Later though it does leave the door ajar to distinctions when at page 9 it sets out a three part test to evaluate whether the action is a “tax action in disguise.” The three-part test is that 1) the regime imposes affirmative costs other than the underlying tax, 2) there are several steps between the reporting and any penalty that the IRS would impose on a party failing to report and 3)  there are potential criminal penalties for noncompliance.  For now I will focus on part two, that the reporting rule “and the statutory tax penalty are several steps removed from each other. “

The opinion notes that for CIC Services before any penalty could arise a number of steps must occur, including that CIC fails to provide the required information about the micro captive transactions, the IRS must determine that there has been a violation of the Notice, and then IRS must exercise its discretion to impose the penalty.  One question that lower courts will likely explore is whether the steps between not complying and possible penalty imposition are similar enough in other information reporting regimes to lead to a conclusion that a challenge to a different information reporting is to the reporting rather than a tax penalty.  That the CIC opinion did not explicitly address how its approach would affect for example the interest reporting regime that bankers challenged in the Florida Bankers case suggests perhaps some wiggle room, though on balance I think a better reading of the majority opinion is that there is little basis to offer a distinction with a difference. In my view, under the CIC approach, Florida Bankers comes out differently.

Similarly while Justice Sotomayor in her concurrence suggests perhaps a different outcome if the challenge related to a taxpayer’s own reporting (a distinction not made in the opinion), I think most of the likely challenges that will come from third parties anyway. No doubt that as Congress considers new statutory reporting rules on banks as part of its efforts to clamp down on the tax gap, I suspect we may soon see some opportunity to see bankers and other financial institutions mount fresh challenges.
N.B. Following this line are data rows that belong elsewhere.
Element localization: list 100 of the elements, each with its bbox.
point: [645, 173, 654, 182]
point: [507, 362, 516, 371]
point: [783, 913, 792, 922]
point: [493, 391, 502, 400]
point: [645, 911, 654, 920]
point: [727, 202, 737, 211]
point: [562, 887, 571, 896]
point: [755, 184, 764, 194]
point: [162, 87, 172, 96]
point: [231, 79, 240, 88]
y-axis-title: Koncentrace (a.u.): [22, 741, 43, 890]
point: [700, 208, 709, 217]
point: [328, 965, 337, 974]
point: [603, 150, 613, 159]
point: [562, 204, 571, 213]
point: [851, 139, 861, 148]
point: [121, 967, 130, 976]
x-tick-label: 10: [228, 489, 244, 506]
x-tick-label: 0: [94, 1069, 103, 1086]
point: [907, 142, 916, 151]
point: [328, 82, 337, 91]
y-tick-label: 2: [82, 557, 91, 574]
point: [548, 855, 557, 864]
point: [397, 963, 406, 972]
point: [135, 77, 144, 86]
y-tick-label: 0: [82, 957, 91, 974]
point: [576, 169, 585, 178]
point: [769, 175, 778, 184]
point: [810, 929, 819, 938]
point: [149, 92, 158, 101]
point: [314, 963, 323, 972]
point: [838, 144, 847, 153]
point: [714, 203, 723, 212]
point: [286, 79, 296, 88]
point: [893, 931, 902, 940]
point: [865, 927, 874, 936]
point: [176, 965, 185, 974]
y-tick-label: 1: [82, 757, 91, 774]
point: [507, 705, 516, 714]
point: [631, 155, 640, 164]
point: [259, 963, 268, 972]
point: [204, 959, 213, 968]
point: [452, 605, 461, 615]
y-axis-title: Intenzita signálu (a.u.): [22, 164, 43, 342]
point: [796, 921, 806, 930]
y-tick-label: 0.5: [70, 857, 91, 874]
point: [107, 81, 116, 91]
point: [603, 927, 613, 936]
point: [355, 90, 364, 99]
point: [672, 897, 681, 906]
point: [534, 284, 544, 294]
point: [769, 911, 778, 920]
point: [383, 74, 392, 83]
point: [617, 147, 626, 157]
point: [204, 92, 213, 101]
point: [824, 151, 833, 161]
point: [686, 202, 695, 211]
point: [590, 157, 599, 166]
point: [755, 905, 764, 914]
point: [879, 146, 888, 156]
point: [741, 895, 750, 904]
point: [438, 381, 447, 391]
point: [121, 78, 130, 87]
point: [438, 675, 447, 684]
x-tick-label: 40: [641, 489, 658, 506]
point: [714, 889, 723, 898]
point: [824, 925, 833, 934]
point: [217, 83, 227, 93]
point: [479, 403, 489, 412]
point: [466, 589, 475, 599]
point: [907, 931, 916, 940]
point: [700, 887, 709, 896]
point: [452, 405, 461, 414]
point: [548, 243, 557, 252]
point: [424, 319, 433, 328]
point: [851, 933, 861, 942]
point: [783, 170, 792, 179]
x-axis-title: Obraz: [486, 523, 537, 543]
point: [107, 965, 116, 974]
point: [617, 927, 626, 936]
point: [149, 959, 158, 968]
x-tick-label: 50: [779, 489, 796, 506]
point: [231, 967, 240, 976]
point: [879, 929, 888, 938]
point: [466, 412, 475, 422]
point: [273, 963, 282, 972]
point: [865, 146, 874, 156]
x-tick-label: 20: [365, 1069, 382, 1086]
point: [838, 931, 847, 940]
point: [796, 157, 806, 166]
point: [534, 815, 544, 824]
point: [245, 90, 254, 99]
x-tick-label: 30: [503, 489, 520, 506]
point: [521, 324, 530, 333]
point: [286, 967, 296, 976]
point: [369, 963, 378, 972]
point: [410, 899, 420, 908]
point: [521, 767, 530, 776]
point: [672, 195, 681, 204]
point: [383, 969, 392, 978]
While Bryan and I differ in our takes on the case, like Bryan I also think a fitting outcome would be for Congress to take a fresh look at the AIA and perhaps allow parties the opportunity to challenge tax rules or regulations in preenforcement proceedings (to that end see my post Is It Time To Reconsider When IRS Guidance Is Subject to Court Review? ) That post discusses such a proposal by Professor Kristin Hickman and Gerald Kerska as well as a separate proposal from Stephanie Hunter McMahon.